DIAPASON D'OR       Diapason d'Or

Franc-tireur qui semble n'avoir jamais eu le souci d'une carrière ou d'un poste officiel, Paschal de L'Estocart n'en aura pas moins compté comme musicien majeur de l'école française, au plus fort des guerres de religion. Né à Noyon en Picardie (comme Calvin) vers 1537, sa présence est signalée à Lyon en 1559 et 1565, puis on perd sa trace jusqu'en 1581, année où il est inscrit à l'Université de Bâle. Deux traits dominent dans cette vie « qui s'inscrit comme en pointillé » (Annie Cœurdevey) dans l'effervescent décor politique du temps. D'abord, ses sympathies pour la cause réformée, puis ses ambitions de compositeur dont témoignent les quatre grands cycles qu'il a laissés : les Cent vingt et six quatrains du sieur de Pibrac, les Octonaires de la vanité du monde (deux livres sur un texte du pasteur Antoine de la Roche-Chandieu mis également en musique par Claude Le Jeune), les Cent cinquante psaumes de David (dans la traduction de Clément Marot et Théodore de Bèze) et enfin ces Sacræ Cantiones (1582), « meslanges de chansons latines et françoises ». Un recueil qui n'est pas sans ambiguïté, puisque sa préface est adressée au Compte Palatin Jean-Casimir, calviniste militant, alors que les huit pièces latines qui le complètent semblent destinées au culte de l'église romaine.
Le talent du musicien y est au plus haut, certes influencé par Roland de Lassus, modèle pour toute l'Europe du temps, mais en même temps riche de trouvailles très personnelles dans le maniement du contrepoint imitatif comme de l'effet homophone. Un maître de l'écriture agit ici, à la fois harmoniste audacieux (le motet Inter natos dédié à saint Jean Baptiste) et rythmicien inventif (la fin de Où est le vrai pays). Sans parler des dons du figuraliste, qui relèvent du plus pur art madrigalesque.

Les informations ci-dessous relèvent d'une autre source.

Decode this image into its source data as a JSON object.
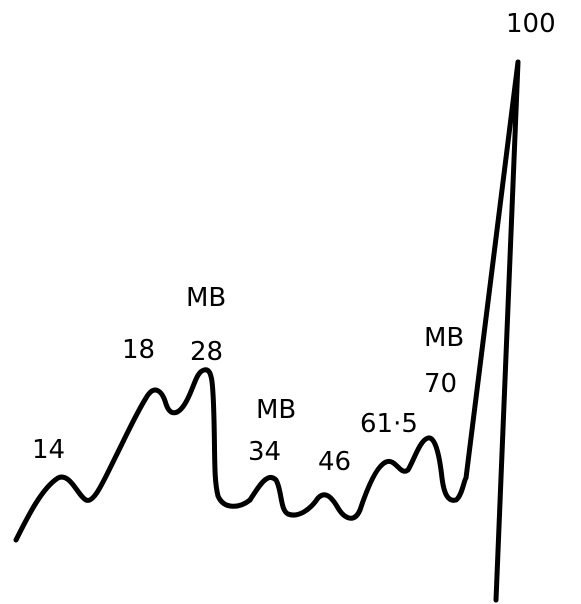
{
  "colors": {
    "ink": "#000000",
    "background": "#ffffff"
  },
  "labels": {
    "peak_14": "14",
    "peak_18": "18",
    "peak_28_tag": "MB",
    "peak_28": "28",
    "peak_34_tag": "MB",
    "peak_34": "34",
    "peak_46": "46",
    "peak_61_5": "61·5",
    "peak_70_tag": "MB",
    "peak_70": "70",
    "peak_100": "100"
  }
}
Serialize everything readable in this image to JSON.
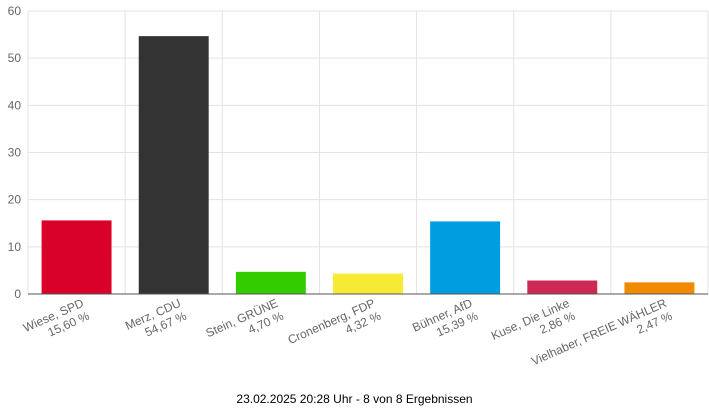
{
  "chart_data": {
    "type": "bar",
    "title": "",
    "xlabel": "",
    "ylabel": "",
    "ylim": [
      0,
      60
    ],
    "yticks": [
      0,
      10,
      20,
      30,
      40,
      50,
      60
    ],
    "grid": true,
    "categories": [
      "Wiese, SPD",
      "Merz, CDU",
      "Stein, GRÜNE",
      "Cronenberg, FDP",
      "Bühner, AfD",
      "Kuse, Die Linke",
      "Vielhaber, FREIE WÄHLER"
    ],
    "values": [
      15.6,
      54.67,
      4.7,
      4.32,
      15.39,
      2.86,
      2.47
    ],
    "value_labels": [
      "15,60 %",
      "54,67 %",
      "4,70 %",
      "4,32 %",
      "15,39 %",
      "2,86 %",
      "2,47 %"
    ],
    "colors": [
      "#d9002a",
      "#333333",
      "#33cc00",
      "#f7ea34",
      "#009ee0",
      "#cc2a55",
      "#f08a00"
    ]
  },
  "footer": {
    "text": "23.02.2025 20:28 Uhr - 8 von 8 Ergebnissen"
  }
}
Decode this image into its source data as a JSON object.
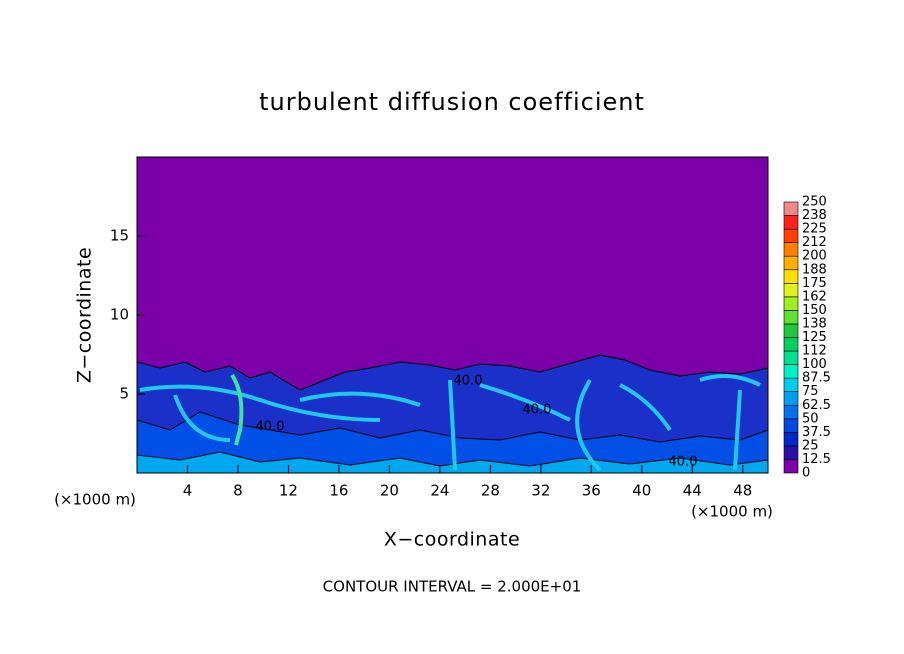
{
  "chart_data": {
    "type": "contour",
    "title": "turbulent diffusion coefficient",
    "xlabel": "X−coordinate",
    "ylabel": "Z−coordinate",
    "x_unit": "(×1000 m)",
    "y_unit": "(×1000 m)",
    "xlim": [
      0,
      50
    ],
    "ylim": [
      0,
      20
    ],
    "xticks": [
      4,
      8,
      12,
      16,
      20,
      24,
      28,
      32,
      36,
      40,
      44,
      48
    ],
    "yticks": [
      5,
      10,
      15
    ],
    "contour_labels": [
      "40.0",
      "40.0",
      "40.0",
      "40.0"
    ],
    "note": "CONTOUR INTERVAL = 2.000E+01",
    "colorbar": {
      "levels": [
        0,
        {
          "value": 12.5,
          "label": "12.5"
        },
        25,
        {
          "value": 37.5,
          "label": "37.5"
        },
        50,
        {
          "value": 62.5,
          "label": "62.5"
        },
        75,
        {
          "value": 87.5,
          "label": "87.5"
        },
        100,
        {
          "value": 112.5,
          "label": "112"
        },
        125,
        {
          "value": 137.5,
          "label": "138"
        },
        150,
        {
          "value": 162.5,
          "label": "162"
        },
        175,
        {
          "value": 187.5,
          "label": "188"
        },
        200,
        {
          "value": 212.5,
          "label": "212"
        },
        225,
        {
          "value": 237.5,
          "label": "238"
        },
        250
      ],
      "colors": [
        "#7b00a8",
        "#2a10a8",
        "#0028c8",
        "#0048e0",
        "#0070f0",
        "#00a0f0",
        "#00ccec",
        "#00f0c8",
        "#00e090",
        "#00d060",
        "#20c840",
        "#60e030",
        "#a0f020",
        "#e0f020",
        "#ffe000",
        "#ffb000",
        "#ff8000",
        "#ff4000",
        "#ff2020",
        "#f08888"
      ]
    }
  }
}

Ecrites de trois à sept voix, ces pages sont magnifiées par l'approche fervente de Ludus Modalis, à un ou deux chanteurs par partie. Mieux qu'un réveil : une appropriation, sous la conduite toujours avisée de Bruno Boterf. Dans la très parcimonieuse discographie de cet auteur entre tous original, le nouvel album fait désormais figure de référence, au côté de l'ancienne gravure des Octonaires par les Janequin (HM, à rééditer).